[SOLVED] Using Signals and Slots to control UI

  • Hi there,

    I've recently started developing in QT and have run into an issue recently. Any insight would be appreciated.

    To provide some background:

    I have a Database that is constantly receiving values through modbus. The GUI should display some of these values and update periodically. As I have multiple forms being used, I'm using one class to handle the GUI elements. This class has a signal that is emitted based on a timer timeout, connected to a slot in one of the form's source. This slot should then change a ui element. However, while the function attached to the slot seems to run, it doesn't actually update the UI. I've created a push button with identical code that, when pressed, does update the UI.

    Attached is a snippet from the UI source and the header file.

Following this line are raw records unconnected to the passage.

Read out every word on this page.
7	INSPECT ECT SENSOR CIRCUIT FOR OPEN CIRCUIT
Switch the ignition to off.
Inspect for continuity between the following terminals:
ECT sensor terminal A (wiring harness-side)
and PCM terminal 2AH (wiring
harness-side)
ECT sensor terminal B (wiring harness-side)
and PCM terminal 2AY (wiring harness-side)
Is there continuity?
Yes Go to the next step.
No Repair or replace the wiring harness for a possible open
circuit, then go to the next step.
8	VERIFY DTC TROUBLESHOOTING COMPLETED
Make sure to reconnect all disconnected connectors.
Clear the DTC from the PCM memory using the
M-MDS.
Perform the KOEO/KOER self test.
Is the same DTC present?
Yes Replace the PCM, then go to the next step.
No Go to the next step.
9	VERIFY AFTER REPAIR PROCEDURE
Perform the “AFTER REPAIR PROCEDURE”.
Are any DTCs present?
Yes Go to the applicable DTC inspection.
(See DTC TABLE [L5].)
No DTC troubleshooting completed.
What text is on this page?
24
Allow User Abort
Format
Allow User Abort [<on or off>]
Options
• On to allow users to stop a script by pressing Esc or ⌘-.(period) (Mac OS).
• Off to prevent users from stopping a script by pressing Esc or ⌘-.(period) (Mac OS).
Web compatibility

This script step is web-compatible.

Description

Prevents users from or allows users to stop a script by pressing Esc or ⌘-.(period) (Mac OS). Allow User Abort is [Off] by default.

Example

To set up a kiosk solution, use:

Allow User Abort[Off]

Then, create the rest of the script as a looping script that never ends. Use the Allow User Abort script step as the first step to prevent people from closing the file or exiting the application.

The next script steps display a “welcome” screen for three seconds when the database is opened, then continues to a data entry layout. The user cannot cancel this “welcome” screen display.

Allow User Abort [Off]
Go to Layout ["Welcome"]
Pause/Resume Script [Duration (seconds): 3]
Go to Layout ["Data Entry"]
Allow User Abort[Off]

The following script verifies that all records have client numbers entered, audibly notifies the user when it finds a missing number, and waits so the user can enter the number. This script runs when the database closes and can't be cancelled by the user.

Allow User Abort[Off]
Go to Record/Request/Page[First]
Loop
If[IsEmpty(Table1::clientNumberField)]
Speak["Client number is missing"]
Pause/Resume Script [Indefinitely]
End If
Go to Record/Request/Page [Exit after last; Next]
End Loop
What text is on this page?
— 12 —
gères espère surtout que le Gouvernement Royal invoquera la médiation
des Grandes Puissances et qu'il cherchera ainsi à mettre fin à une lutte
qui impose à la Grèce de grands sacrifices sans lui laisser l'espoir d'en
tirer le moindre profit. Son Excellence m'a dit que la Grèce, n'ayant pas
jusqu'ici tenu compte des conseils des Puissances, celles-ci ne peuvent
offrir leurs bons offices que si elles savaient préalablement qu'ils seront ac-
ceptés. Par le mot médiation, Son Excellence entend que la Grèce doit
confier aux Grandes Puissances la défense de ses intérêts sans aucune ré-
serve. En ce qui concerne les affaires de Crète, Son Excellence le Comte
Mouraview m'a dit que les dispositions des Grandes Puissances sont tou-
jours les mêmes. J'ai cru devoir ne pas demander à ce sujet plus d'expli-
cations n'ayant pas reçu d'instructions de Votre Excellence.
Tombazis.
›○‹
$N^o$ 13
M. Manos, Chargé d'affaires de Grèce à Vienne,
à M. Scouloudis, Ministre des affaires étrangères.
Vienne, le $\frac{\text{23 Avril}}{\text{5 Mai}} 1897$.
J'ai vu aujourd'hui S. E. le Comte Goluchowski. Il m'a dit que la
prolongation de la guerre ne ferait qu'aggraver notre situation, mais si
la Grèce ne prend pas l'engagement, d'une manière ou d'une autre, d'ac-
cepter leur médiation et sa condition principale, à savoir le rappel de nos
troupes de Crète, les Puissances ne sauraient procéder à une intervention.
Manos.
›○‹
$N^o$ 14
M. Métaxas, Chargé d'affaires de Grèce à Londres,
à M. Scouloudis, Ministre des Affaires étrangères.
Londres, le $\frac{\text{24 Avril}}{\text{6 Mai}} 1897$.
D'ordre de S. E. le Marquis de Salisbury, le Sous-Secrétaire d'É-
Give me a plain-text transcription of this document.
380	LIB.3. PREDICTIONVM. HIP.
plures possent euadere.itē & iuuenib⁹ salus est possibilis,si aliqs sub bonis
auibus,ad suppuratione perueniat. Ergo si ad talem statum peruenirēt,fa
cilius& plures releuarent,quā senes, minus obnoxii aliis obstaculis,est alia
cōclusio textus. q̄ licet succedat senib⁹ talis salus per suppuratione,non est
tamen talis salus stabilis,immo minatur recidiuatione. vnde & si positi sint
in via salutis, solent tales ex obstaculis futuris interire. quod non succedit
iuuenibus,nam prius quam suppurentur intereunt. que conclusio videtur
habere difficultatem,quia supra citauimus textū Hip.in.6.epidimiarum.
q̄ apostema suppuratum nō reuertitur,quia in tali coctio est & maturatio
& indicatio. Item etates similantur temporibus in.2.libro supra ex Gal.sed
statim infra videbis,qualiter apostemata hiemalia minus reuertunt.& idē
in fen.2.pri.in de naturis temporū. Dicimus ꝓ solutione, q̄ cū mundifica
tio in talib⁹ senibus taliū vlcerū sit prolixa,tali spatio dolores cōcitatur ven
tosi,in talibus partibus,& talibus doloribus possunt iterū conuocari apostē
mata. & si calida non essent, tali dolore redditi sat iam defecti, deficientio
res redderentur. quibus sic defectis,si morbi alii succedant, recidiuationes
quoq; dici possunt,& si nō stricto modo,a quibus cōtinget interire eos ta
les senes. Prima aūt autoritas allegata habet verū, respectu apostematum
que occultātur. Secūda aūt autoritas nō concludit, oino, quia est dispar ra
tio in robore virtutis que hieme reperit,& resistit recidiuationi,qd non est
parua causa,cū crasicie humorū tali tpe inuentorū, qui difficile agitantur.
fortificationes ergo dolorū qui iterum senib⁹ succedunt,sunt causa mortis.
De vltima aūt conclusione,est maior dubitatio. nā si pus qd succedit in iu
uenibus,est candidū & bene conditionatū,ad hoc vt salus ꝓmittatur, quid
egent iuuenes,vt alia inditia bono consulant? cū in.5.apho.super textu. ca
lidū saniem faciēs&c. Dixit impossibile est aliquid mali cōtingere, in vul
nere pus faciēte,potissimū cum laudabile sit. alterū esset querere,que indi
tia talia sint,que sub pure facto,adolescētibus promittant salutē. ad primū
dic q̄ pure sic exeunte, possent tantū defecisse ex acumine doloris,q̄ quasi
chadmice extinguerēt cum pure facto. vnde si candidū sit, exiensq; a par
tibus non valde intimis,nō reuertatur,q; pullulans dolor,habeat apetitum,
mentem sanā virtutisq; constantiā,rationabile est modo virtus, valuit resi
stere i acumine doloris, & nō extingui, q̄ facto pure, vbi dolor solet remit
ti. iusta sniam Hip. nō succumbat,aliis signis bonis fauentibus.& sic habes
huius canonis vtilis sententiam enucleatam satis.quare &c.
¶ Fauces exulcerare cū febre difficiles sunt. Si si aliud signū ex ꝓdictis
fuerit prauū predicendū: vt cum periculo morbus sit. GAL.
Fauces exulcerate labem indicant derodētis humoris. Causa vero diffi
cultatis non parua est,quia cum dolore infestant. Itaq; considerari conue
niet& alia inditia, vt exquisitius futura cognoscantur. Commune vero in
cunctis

    void EC_Saloon::update_ecs_values()
        int buffer;
    void EC_Saloon::on_pushButton_2_released()
        int buffer;

    And the header file.

    #define EC_SALOON_H
    #include <QDialog>
    namespace Ui {
    class EC_Saloon;
    class EC_Saloon : public QDialog
        explicit EC_Saloon(QWidget *parent = 0);
    public slots:
        void update_ecs_values();
    private slots:
        void on_pushButton_released();
        void on_pushButton_2_released();
        Ui::EC_Saloon *ui;
    #endif // EC_SALOON_H

    Just to note, the buffer line isn't the cause as I've commented it out in the past and hardcoded a value to pass to the UI but it still doesn't function.

    Many Thanks.

    EDIT: Solution Found. I was creating a new instance of a class that handles the signals and slots for the GUI. I'm now ensuring that all other sources refer to the same instance.

  • hihihiihihihih

  • better use on_pushButton_triggered()

  • Lifetime Qt Champion

    @Yuichi_C said:
    Hi and welcome

    Are you 100% sure that your slot
    void EC_Saloon::update_ecs_values()
    is called ?

    if you place a
    qDebug() << "in EC_Saloon::update_ecs_value";

    You can see that its called as expected ?

    Can you post your connect line ?
    You might need to use the queued connection type.

  • @mrjj

    Hi mrjj,

    I'm certain it's being called. I've added the debug line to the function and it appears in my application output.

    Here's the source

    void guihandler::initialise(){
        QTimer *timer = new QTimer();
                    timer, SIGNAL(timeout()),
                    this, SLOT(updateGUI()));
        // Create connection from signals to slots
        EC_Saloon *ecshandler = new EC_Saloon();
                    this, SIGNAL(requestupdate()),
    void guihandler::updateGUI(){
       //Connect this signal to slots for updating on each screen
        emit this->requestupdate();

    I've just noticed now that I'm creating a new instance of EC_Saloon when creating the connection. That would explain a lot I think.

    Do I need to create the connection between the signal and slot on the creation of each dialog window?

    Many Thanks.

  • Lifetime Qt Champion

    Ok. had to be sure. :)

    Yes the signal / slot connection is pr instance
    so you must hook up all new objects (also)

    If you only call guihandler::initialise() ONCE
    it seems fine but hard to guess about. :)

    If you can, use the new connect syntax as its type safe.

    QObject::connect(this, &guihandler::requestupdate, ecshandler,&EC_Saloon ::update_ecs_values);

  • @Yuichi_C

    You can make a list of saloons and each time you create one, you append it to this list.

    Then create one slot where you update all saloons contained in the list.

    So you will need to make just one connection signal/slot

  • @mrjj

    Thanks, I've updated the syntax now.

    I've corrected the code now and everything seems to be working. I'm now creating one instance of the guihandler class and referencing the one instance now.


    I only want to have one instance of saloon at a time, however I do have other ui classes that use the same database. I hasn't thought about updating all classes simultaneously, think it'll come in handy. Thanks for your advice.

    Thank you all for your responses. Consider this one solved.